The African Energy Chamber is calling for the security and safety of energy operations and personnel, citing disruptions to the industry as an attack on economic progress.
The African Energy Chamber (AEC) urges political and military players in Gabon not to interfere with the country’s oil and gas assets and operations, as tensions rise following the country’s most recent national election. Serving as the voice of the African energy sector, the AEC acknowledges the crucial importance these assets play in creating market stability, driving economic growth while improving the lives of the population. The announcement of a coup by military officers this week has created uncertainty regarding oil and gas operations, and the AEC strongly calls for a collective approach to protecting assets.
Gabon held its most recent national election this week, whereby, following the announcement that President Ali Bongo had won a third term, a group of high-level military officers seized control, citing lack of transparency, credibility and inclusivity in the election process.

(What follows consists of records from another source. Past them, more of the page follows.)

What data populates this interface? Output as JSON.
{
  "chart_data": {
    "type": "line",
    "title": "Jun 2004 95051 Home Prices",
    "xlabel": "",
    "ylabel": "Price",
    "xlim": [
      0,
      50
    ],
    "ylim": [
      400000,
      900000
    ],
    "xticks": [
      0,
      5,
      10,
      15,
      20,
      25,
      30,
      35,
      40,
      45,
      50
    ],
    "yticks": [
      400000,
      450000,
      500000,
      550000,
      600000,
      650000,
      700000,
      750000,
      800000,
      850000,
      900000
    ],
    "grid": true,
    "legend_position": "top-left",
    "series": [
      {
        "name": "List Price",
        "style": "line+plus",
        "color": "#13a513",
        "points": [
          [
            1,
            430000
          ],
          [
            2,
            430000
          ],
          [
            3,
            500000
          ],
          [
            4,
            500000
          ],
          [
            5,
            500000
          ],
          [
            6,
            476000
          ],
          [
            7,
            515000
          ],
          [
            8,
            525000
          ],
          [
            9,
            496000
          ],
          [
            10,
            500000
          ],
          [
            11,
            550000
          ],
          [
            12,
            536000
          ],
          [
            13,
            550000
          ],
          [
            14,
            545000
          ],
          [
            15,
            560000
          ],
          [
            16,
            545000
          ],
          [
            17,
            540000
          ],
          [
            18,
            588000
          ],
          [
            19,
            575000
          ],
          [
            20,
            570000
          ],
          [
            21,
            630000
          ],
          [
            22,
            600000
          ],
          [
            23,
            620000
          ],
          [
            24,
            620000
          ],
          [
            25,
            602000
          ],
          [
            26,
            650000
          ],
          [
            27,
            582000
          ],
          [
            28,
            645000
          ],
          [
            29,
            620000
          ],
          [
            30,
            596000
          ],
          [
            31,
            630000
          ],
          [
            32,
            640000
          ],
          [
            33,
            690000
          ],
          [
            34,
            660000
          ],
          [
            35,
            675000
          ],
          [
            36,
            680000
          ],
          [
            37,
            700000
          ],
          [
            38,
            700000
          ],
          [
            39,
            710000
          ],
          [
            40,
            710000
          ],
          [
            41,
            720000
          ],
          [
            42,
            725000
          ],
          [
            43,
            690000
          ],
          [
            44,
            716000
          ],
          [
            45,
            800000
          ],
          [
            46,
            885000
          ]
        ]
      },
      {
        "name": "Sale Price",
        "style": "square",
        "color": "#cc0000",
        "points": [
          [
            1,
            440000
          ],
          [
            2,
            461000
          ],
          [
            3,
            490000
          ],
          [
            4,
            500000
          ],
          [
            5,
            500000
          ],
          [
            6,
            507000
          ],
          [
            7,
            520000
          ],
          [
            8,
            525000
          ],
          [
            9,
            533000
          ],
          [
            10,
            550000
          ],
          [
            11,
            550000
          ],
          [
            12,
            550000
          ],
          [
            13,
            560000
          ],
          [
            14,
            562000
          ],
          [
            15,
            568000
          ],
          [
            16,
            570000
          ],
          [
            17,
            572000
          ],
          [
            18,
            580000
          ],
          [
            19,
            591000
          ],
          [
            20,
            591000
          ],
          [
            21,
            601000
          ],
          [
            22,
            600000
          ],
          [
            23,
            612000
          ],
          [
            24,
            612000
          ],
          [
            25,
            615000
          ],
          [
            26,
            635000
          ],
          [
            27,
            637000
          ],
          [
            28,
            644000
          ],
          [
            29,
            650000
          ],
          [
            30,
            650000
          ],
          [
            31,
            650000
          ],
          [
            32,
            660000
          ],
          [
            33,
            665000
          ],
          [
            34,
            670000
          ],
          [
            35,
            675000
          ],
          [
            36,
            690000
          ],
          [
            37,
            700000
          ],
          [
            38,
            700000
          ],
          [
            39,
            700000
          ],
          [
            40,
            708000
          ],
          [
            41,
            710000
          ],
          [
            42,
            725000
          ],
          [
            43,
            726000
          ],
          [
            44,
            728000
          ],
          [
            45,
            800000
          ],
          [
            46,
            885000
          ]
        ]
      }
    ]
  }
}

The military group believes the country to be in a state of political, economic and social crisis, and have seized power in an attempt to “defend peace.” In this current state of conflict, the country’s oil and gas assets – all of which contribute significantly towards Gabon’s economy, providing jobs and opportunities for the population – are at risk.
Currently, active oil and gas companies in Gabon have stated that their operations have not been impacted, and that the safety and security of workers is of uttermost priority. These include TotalEnergies, who is prioritizing the safety of employees and operations; Tullow and Perenco, both of which are closely monitoring the situation; Maurel & Prom, stating that all employees are safe; BW Energy, stating that all offshore operations have continued as normal, and many more. However, as tensions mount, concerns are rising that oil and gas activities could be halted.
“At a time such as this, there needs to be assurance from all sides that Gabon’s oil and gas activities will not be impacted. The country needs its hydrocarbons to function, grow and thrive. Any disruptions to oil and gas activities will result in significant challenges for the country, its citizens and its development. As such, the Chamber strongly calls for a collective approach to protecting these assets and ensuring stability and security across this industry,” states NJ Ayuk, Executive Chairman of the AEC.
Gabon’s energy industry is multifaceted, with developments taking place across ever segment of the value chain. Representing a pillar of the country’s economy, oil and gas is responsible for generating income, creating employment and advancing the livelihoods of the population. The country holds two billion barrels of proven oil reserves and 1.2 trillion cubic feet of natural gas, and major projects in the country include the Hibiscus/Ruche development; the Cap Lopez oil terminal and Liquefied Natural Gas facility; the Etame Conventional Oilfield and many more. Protecting these assets should be a top priority, and the Chamber strongly advocates for security regarding Gabonese oil and gas operations.